Talvez o futuro da inteligência não seja uma singularidade tecnológica, mas uma pluralidade de inteligências interligadas, humanas e não humanas, biológicas e sintéticas. Uma explosão de diversidade cognitiva que nos levará para além dos actuais limites do pensamento, em direcção a novas fronteiras de significado e possibilidade.

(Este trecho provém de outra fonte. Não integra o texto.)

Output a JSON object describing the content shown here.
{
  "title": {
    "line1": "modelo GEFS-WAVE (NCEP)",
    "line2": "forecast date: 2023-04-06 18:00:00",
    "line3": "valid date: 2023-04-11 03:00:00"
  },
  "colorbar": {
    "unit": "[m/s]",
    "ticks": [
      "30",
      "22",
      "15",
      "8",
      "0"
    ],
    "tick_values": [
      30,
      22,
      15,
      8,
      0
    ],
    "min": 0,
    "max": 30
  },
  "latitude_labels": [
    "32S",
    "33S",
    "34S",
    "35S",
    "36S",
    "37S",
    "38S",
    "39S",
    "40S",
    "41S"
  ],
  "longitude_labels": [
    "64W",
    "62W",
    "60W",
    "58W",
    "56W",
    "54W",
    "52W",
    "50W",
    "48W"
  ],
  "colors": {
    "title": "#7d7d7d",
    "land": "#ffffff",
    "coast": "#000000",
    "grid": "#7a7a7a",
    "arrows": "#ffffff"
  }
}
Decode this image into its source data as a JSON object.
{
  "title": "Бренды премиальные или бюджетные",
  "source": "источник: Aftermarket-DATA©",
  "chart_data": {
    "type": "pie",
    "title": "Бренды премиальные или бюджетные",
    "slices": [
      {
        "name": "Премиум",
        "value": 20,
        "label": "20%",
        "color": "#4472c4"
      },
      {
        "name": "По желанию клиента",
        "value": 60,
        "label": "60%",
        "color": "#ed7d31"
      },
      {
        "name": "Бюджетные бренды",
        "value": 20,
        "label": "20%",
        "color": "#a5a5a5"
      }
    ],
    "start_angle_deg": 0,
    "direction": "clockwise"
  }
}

Mas para chegar lá, devemos primeiro libertar-nos dos preconceitos e das visões estreitas que ainda nos aprisionam. Devemos parar de perseguir ilusões computacionais que reproduzem as manifestações externas da nossa inteligência de forma desajeitada e parcial, sem apreender a sua essência profunda.
Devemos ter a coragem de repensar radicalmente o que significa ser inteligente num universo em constante mudança. E devemos fazê-lo com curiosidade, abertura, entusiasmo. Com o conhecimento de que a inteligência não é um algoritmo a ser descoberto, mas um processo a ser criado e ampliado, dia após dia, erro após erro, intuição após intuição.
O caminho para a AGI, ou qualquer que seja a inteligência do futuro, não passa (apenas) pelos LLMs. Passa pelas conexões inesperadas que poderemos imaginar, pelos espaços inexplorados que poderemos habitar, pelas perguntas impertinentes que poderemos fazer.
Passa pela nossa capacidade de nos surpreender e de sonhar, de errar e de aprender, de desconstruir e reconstruir a nós mesmos e ao mundo que nos rodeia. Porque a inteligência nada mais é do que isto: a coragem de aventurar-se sempre um pouco mais longe, um pouco mais alto, um pouco mais fundo. Rumo ao próximo limite a quebrar, à próxima fronteira a explorar. Rumo ao desconhecido que nos espera e que talvez, graças à IA, já não nos assuste.